The filmmakers and subjects took the panel stage to continue the important discussion started by the film.
The Knockturnal was at the New York City premiere where, following the screening, directors Bonni Cohen and Jon Shenk talked about the film. They were joined by Daisy Coleman, her mother, Audrie Pott’s mother Sheila and Tori Amos, who composed an original song for the film.
The panel began with Sheila Pott addressing the reason for the perpetrators of Audrie’s assault speaking on the record in the film.
“We wanted to clear Audrie’s name,” Pott said, “A lot of stories made it sound like she asked for it and she wanted this. She was passed out. There is no way she could have consented. Consent is very important here.”
Still, she didn’t feel they were forced to face the full consequences of their actions. “A change happened in their life,” she said. “But I don’t think they felt directly responsible for the aftermath.”
The directors didn’t even know the interview segment was going to be part of the film until the last minute.
“We were almost finished shooting and we got this call, Sheila and Larry told us the case had been settled and the perpetrators agreed to these interviews,” Shenk explained the situation. Now, these interviews make up the opening and closing sequences. “The whole project was done in an attempt to gather whatever truth we could,” he added.
Cohen transitioned to Daisy’s story. “We wanted to focus on the way this town expelled her and her family as a result of what happened to her. We couldn’t believe this was happening in our country in exactly that way.”
“It’s an incredibly complicated and emotional case for the town,” Cohen emphasized. “It speaks to the underlying fear in our country. If something like this happens in your town, do you act honorably?”
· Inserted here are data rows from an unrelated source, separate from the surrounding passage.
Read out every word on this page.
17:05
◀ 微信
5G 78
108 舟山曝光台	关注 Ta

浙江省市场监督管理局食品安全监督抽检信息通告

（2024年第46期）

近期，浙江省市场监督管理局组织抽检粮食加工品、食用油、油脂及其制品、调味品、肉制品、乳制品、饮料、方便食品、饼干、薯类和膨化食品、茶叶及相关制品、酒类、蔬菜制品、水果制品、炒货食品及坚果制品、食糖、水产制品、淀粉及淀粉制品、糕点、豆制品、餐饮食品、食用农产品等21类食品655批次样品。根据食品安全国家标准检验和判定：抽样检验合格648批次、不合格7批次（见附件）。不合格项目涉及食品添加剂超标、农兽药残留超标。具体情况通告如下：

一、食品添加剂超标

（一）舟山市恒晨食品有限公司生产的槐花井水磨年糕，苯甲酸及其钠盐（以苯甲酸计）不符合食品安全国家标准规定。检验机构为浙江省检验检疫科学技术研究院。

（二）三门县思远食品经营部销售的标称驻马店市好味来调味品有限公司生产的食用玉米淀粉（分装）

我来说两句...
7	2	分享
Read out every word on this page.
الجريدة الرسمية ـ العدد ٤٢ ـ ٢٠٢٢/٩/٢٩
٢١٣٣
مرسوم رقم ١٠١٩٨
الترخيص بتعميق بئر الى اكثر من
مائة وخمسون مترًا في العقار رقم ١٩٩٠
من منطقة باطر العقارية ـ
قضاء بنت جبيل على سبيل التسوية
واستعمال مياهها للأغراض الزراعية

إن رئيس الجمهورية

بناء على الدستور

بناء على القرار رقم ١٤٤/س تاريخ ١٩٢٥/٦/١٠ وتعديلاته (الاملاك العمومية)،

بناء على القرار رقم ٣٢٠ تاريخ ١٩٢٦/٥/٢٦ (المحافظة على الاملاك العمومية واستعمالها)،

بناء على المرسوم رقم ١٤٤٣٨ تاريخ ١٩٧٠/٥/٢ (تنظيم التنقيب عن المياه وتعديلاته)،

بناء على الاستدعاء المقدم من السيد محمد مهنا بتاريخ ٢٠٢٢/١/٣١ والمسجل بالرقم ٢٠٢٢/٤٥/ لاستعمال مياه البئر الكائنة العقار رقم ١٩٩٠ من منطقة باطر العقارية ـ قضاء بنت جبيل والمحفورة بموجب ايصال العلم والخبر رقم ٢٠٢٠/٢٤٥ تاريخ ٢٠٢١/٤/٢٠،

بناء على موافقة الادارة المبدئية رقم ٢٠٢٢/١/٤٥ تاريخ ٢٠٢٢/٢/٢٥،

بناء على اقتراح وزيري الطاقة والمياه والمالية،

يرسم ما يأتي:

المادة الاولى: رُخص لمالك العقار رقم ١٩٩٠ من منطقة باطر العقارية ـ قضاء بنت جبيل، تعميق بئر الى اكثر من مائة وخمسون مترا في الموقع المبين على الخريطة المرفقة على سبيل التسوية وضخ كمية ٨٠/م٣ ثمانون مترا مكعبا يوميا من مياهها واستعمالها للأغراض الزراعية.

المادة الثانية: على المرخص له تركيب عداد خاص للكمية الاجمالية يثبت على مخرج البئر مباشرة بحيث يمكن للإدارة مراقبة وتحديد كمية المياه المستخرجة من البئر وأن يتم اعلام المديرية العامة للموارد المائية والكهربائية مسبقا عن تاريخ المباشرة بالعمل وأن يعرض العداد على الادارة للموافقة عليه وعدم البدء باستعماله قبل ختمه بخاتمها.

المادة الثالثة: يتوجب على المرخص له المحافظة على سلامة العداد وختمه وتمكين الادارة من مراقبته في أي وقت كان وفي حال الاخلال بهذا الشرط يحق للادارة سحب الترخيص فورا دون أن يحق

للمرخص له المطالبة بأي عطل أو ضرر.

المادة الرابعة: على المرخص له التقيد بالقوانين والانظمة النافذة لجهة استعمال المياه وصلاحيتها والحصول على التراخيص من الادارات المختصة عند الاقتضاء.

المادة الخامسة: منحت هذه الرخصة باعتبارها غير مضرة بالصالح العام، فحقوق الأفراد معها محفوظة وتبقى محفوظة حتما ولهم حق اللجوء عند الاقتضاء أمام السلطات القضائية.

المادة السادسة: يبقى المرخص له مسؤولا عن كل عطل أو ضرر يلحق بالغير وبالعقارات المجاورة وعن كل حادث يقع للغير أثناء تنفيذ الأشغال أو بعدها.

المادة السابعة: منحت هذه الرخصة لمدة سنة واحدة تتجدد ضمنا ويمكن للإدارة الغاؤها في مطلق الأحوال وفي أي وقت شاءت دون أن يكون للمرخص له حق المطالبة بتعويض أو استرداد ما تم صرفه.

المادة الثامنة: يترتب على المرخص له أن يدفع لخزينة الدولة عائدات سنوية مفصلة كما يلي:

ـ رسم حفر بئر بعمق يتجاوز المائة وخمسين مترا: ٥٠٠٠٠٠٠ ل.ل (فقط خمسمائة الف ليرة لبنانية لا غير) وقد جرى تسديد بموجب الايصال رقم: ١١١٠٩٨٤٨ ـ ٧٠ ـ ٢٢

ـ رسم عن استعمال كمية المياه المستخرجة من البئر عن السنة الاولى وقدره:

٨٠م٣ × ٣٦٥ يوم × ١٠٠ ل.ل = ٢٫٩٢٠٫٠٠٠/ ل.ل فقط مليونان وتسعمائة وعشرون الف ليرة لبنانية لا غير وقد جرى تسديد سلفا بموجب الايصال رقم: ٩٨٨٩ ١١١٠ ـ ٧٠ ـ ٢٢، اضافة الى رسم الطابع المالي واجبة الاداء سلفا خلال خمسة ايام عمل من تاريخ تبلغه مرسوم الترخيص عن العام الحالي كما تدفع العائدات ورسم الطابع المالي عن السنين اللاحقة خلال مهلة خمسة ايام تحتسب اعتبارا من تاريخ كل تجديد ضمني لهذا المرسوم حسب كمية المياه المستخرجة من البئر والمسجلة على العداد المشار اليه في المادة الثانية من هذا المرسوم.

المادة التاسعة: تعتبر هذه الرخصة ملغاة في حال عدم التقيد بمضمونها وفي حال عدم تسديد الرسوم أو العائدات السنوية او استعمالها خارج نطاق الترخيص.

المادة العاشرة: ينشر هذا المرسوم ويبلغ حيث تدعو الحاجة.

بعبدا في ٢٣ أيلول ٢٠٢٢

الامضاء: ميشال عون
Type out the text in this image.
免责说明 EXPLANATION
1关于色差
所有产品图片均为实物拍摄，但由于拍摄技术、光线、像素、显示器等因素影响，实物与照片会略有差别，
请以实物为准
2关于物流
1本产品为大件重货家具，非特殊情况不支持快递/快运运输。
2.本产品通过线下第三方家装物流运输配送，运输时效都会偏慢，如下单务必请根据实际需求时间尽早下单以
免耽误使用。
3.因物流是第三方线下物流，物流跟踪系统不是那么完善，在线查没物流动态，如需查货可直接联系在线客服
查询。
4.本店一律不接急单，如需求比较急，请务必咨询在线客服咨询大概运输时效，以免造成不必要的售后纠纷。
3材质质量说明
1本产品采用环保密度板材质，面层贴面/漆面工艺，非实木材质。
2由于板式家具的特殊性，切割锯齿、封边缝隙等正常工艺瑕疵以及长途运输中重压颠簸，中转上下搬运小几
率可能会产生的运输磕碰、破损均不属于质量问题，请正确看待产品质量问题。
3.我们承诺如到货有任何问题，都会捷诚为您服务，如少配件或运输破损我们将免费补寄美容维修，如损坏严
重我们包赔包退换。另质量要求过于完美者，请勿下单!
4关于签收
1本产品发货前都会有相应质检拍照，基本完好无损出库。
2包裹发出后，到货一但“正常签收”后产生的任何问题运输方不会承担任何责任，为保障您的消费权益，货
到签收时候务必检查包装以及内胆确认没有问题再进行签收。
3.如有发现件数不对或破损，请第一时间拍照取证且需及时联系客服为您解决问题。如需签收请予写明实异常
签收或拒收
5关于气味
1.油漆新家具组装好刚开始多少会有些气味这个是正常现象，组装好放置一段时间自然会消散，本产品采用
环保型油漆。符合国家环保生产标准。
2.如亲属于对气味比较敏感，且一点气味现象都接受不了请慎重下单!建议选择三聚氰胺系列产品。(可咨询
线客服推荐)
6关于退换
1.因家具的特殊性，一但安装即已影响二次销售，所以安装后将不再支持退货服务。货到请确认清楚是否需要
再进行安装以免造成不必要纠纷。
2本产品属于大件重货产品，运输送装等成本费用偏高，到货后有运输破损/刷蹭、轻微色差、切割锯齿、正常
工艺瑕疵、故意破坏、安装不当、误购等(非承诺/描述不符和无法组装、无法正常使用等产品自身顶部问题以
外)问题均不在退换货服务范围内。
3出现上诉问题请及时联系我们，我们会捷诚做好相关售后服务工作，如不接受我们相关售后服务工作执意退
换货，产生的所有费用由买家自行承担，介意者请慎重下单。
“At the point they came to us we had death threats and our house burned down,” Melinda Coleman, Daisy’s mother, said while speaking on choosing to agree to make the film, “I hoped we would be safer in the spotlight. I had a talk with the kids and we went forwarding hoping it would make it safer. I think it did.”
When talking about the cyber abuse she experienced Daisy said she is turning that energy around. “I decided I could take that ability to affect someone through the computer screen and turn that into compassion instead.”
Tori Amos, who composed original song “Flicker” for the film, spoke to her inspiration of the song.
“There was a mantra above Charlie (Daisy’s brother) that said ‘monsters are made, not born’,” Amos referred to a specific point in the movie, which she had seen twice at this point. “The muses on my shoulder said no, heroines. They are not born they are made.”
Audrey & Daisy is on Netflix and in select theaters nationwide now.